Take a Hilbert space comprising of all square-integrable functions.
If we demand that each permissible function must have a decomposition in the Hamiltonian eigenbasis, does this ban some functions that were previously allowed in this Hilbert space?
I'm asking this because the Hamiltonian eigenbasis is usually discrete. I'm not convinced that every square-integrable function is producible by combining the eigenvectors linearly. It's like we have "too few" eigenvectors.
Take another situation where we discretise the eigenvectors. If we demand that each wave-function must have a discrete Fourier series expansion, then we ban non-periodic wave-functions.
I was also thinking the same about other operators like Spin, Angular momentum, etc.
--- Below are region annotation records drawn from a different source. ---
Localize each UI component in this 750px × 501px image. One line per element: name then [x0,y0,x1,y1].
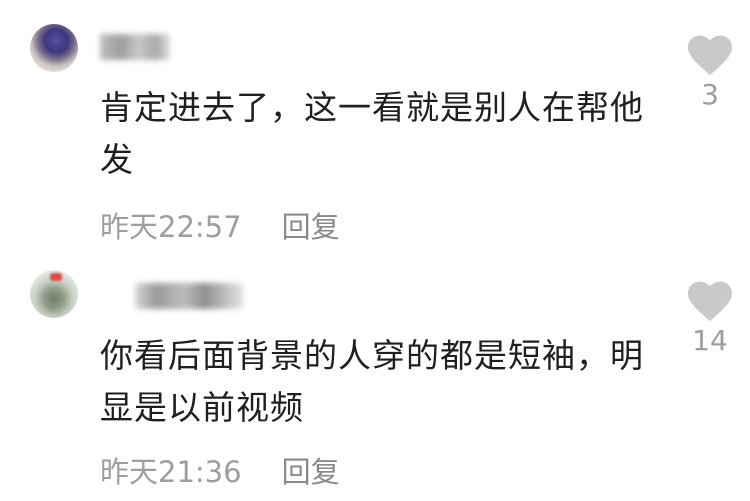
heart-icon [688,35,732,75]
comment-timestamp: 昨天22:57 [100,210,242,244]
comment-meta: 昨天21:36 回复 [100,449,340,491]
like-count: 3 [701,78,719,111]
avatar[interactable] [30,270,78,318]
comment-meta: 昨天22:57 回复 [100,204,340,246]
heart-icon [688,281,732,321]
reply-button[interactable]: 回复 [282,455,340,489]
reply-button[interactable]: 回复 [282,210,340,244]
avatar-decoration [50,273,62,281]
username-blurred[interactable] [100,34,170,60]
username-blurred[interactable] [135,283,243,309]
comment-timestamp: 昨天21:36 [100,455,242,489]
comment-text: 肯定进去了，这一看就是别人在帮他发 [100,88,644,179]
like-button[interactable]: 14 [680,280,740,357]
comment-text: 你看后面背景的人穿的都是短袖，明显是以前视频 [100,336,644,427]
like-button[interactable]: 3 [680,34,740,111]
like-count: 14 [692,324,728,357]
avatar[interactable] [30,24,78,72]
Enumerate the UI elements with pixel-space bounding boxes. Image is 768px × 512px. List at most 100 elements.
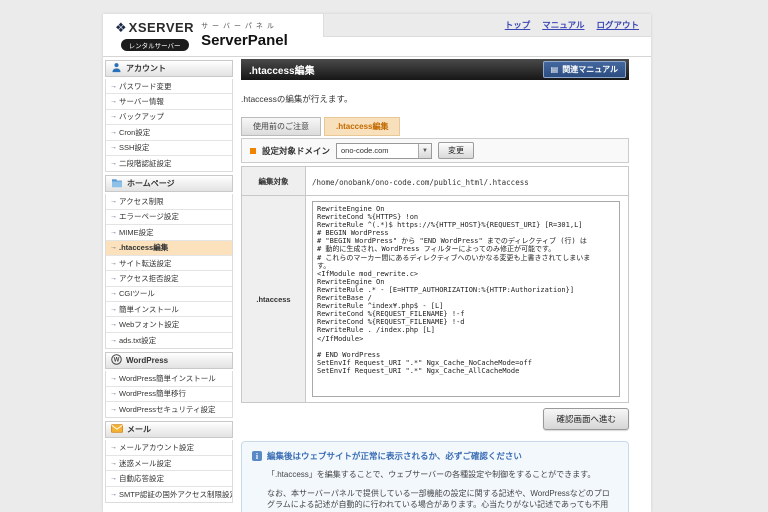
domain-selector-bar: 設定対象ドメイン ono-code.com ▼ 変更	[241, 138, 629, 163]
sidebar-item-wp-migrate[interactable]: → WordPress簡単移行	[106, 387, 232, 403]
nav-arrow-icon: →	[110, 213, 117, 221]
sidebar-section-account: アカウント	[105, 60, 233, 77]
section-title: メール	[127, 425, 151, 435]
nav-arrow-icon: →	[110, 305, 117, 313]
htaccess-label: .htaccess	[241, 195, 306, 403]
info-icon: i	[252, 451, 262, 461]
target-label: 編集対象	[241, 166, 306, 196]
tab-precautions[interactable]: 使用前のご注意	[241, 117, 321, 136]
section-title: WordPress	[126, 356, 169, 366]
tab-bar: 使用前のご注意 .htaccess編集	[241, 117, 629, 136]
tab-htaccess-edit[interactable]: .htaccess編集	[324, 117, 401, 136]
sidebar-item-site-redirect[interactable]: → サイト転送設定	[106, 256, 232, 272]
sidebar-section-homepage: ホームページ	[105, 175, 233, 193]
domain-label: 設定対象ドメイン	[262, 145, 331, 156]
header: トップ マニュアル ログアウト ❖ XSERVER レンタルサーバー サーバーパ…	[103, 14, 651, 57]
sidebar-item-wp-install[interactable]: → WordPress簡単インストール	[106, 371, 232, 387]
htaccess-textarea[interactable]: RewriteEngine On RewriteCond %{HTTPS} !o…	[312, 201, 620, 397]
nav-arrow-icon: →	[110, 144, 117, 152]
section-title: ホームページ	[127, 179, 175, 189]
sidebar-item-web-font[interactable]: → Webフォント設定	[106, 317, 232, 333]
sidebar-item-easy-install[interactable]: → 簡単インストール	[106, 302, 232, 318]
nav-arrow-icon: →	[110, 160, 117, 168]
change-domain-button[interactable]: 変更	[438, 142, 475, 159]
nav-arrow-icon: →	[110, 406, 117, 414]
section-title: アカウント	[126, 64, 166, 73]
confirm-button[interactable]: 確認画面へ進む	[543, 408, 629, 430]
info-box: i 編集後はウェブサイトが正常に表示されるか、必ずご確認ください 「.htacc…	[241, 441, 629, 512]
brand-name: XSERVER	[128, 20, 195, 35]
nav-link-logout[interactable]: ログアウト	[596, 19, 639, 31]
nav-arrow-icon: →	[110, 259, 117, 267]
sidebar-item-mime[interactable]: → MIME設定	[106, 225, 232, 241]
htaccess-form: 編集対象 /home/onobank/ono-code.com/public_h…	[241, 166, 629, 403]
domain-select[interactable]: ono-code.com ▼	[336, 142, 433, 159]
top-nav: トップ マニュアル ログアウト	[323, 14, 651, 37]
sidebar-item-password[interactable]: → パスワード変更	[106, 79, 232, 95]
info-paragraph: なお、本サーバーパネルで提供している一部機能の設定に関する記述や、WordPre…	[267, 488, 610, 512]
brand-subtitle: サーバーパネル	[201, 23, 278, 30]
table-row: 編集対象 /home/onobank/ono-code.com/public_h…	[241, 166, 629, 196]
sidebar-item-ssh[interactable]: → SSH設定	[106, 141, 232, 156]
sidebar-item-cron[interactable]: → Cron設定	[106, 125, 232, 141]
sidebar-item-error-page[interactable]: → エラーページ設定	[106, 210, 232, 226]
nav-arrow-icon: →	[110, 490, 117, 498]
main-content: .htaccess編集 ▤ 関連マニュアル .htaccessの編集が行えます。…	[241, 57, 629, 512]
info-paragraph: 「.htaccess」を編集することで、ウェブサーバーの各種設定や制御をすること…	[267, 470, 596, 479]
sidebar-item-server-info[interactable]: → サーバー情報	[106, 94, 232, 110]
nav-arrow-icon: →	[110, 82, 117, 90]
nav-arrow-icon: →	[110, 321, 117, 329]
sidebar-item-smtp-limit[interactable]: → SMTP認証の国外アクセス制限設定	[106, 487, 232, 502]
info-title: 編集後はウェブサイトが正常に表示されるか、必ずご確認ください	[267, 451, 522, 461]
page-title: .htaccess編集	[249, 66, 315, 77]
nav-arrow-icon: →	[110, 128, 117, 136]
page-title-bar: .htaccess編集 ▤ 関連マニュアル	[241, 59, 629, 80]
sidebar-item-mail-account[interactable]: → メールアカウント設定	[106, 440, 232, 456]
nav-arrow-icon: →	[110, 337, 117, 345]
nav-arrow-icon: →	[110, 98, 117, 106]
nav-arrow-icon: →	[110, 198, 117, 206]
sidebar: アカウント → パスワード変更 → サーバー情報 → バックアップ → Cron設定 →…	[105, 57, 233, 503]
nav-arrow-icon: →	[110, 474, 117, 482]
nav-arrow-icon: →	[110, 444, 117, 452]
nav-arrow-icon: →	[110, 228, 117, 236]
nav-arrow-icon: →	[110, 390, 117, 398]
sidebar-item-spam[interactable]: → 迷惑メール設定	[106, 456, 232, 472]
sidebar-item-backup[interactable]: → バックアップ	[106, 110, 232, 126]
sidebar-item-ads-txt[interactable]: → ads.txt設定	[106, 333, 232, 348]
sidebar-section-mail: メール	[105, 421, 233, 439]
sidebar-item-cgi-tools[interactable]: → CGIツール	[106, 287, 232, 303]
server-panel-window: トップ マニュアル ログアウト ❖ XSERVER レンタルサーバー サーバーパ…	[103, 14, 651, 512]
wordpress-icon: W	[111, 354, 122, 367]
nav-arrow-icon: →	[110, 374, 117, 382]
svg-text:W: W	[114, 358, 120, 364]
sidebar-item-2fa[interactable]: → 二段階認証設定	[106, 156, 232, 171]
chevron-down-icon: ▼	[418, 143, 432, 158]
related-manual-button[interactable]: ▤ 関連マニュアル	[542, 61, 626, 78]
bullet-square-icon	[250, 147, 256, 154]
xserver-diamond-icon: ❖	[115, 20, 127, 35]
nav-arrow-icon: →	[110, 113, 117, 121]
nav-arrow-icon: →	[110, 274, 117, 282]
sidebar-item-access-limit[interactable]: → アクセス制限	[106, 194, 232, 210]
nav-link-top[interactable]: トップ	[505, 19, 531, 31]
nav-link-manual[interactable]: マニュアル	[542, 19, 584, 31]
book-icon: ▤	[550, 65, 559, 74]
sidebar-item-autoreply[interactable]: → 自動応答設定	[106, 471, 232, 487]
sidebar-item-access-deny[interactable]: → アクセス拒否設定	[106, 271, 232, 287]
folder-icon	[111, 178, 123, 190]
sidebar-item-wp-security[interactable]: → WordPressセキュリティ設定	[106, 402, 232, 417]
target-path: /home/onobank/ono-code.com/public_html/.…	[312, 178, 529, 187]
user-icon	[111, 62, 122, 75]
table-row: .htaccess RewriteEngine On RewriteCond %…	[241, 195, 629, 403]
app-title: ServerPanel	[201, 32, 288, 49]
mail-icon	[111, 424, 123, 435]
nav-arrow-icon: →	[110, 459, 117, 467]
sidebar-section-wordpress: W WordPress	[105, 352, 233, 370]
nav-arrow-icon: →	[110, 290, 117, 298]
brand-logo: ❖ XSERVER レンタルサーバー サーバーパネル ServerPanel	[115, 20, 288, 53]
nav-arrow-icon: →	[110, 244, 117, 252]
page-description: .htaccessの編集が行えます。	[241, 94, 353, 104]
brand-badge: レンタルサーバー	[120, 39, 189, 51]
sidebar-item-htaccess-edit[interactable]: → .htaccess編集	[106, 240, 232, 256]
For quantum mechanics to work, we demand that each allowed wave-function must be expressible as a linear combination of the eigenvectors of each of these operators.
For instance, for particles with spin, is every square-integrable wave-function of the form $\psi (x,y,z,s)$ allowed?
Best Answer
It does not imply any restriction on the admissible vectors in the Hilbert space. Every vector in a Hilbert space is a (generally infinite) superposition of eigenvectors of a selfadjoint operator with pure point spectrum. If a Hamiltonian, or every other operator, like a component of the angular momentum, has pure point spectrum this is the case.
Yes, it is allowed. Actually you need $2S+1$ such wavefunctions if the spin is $S$ and the integer $s$ varies from $-S$ to $S$.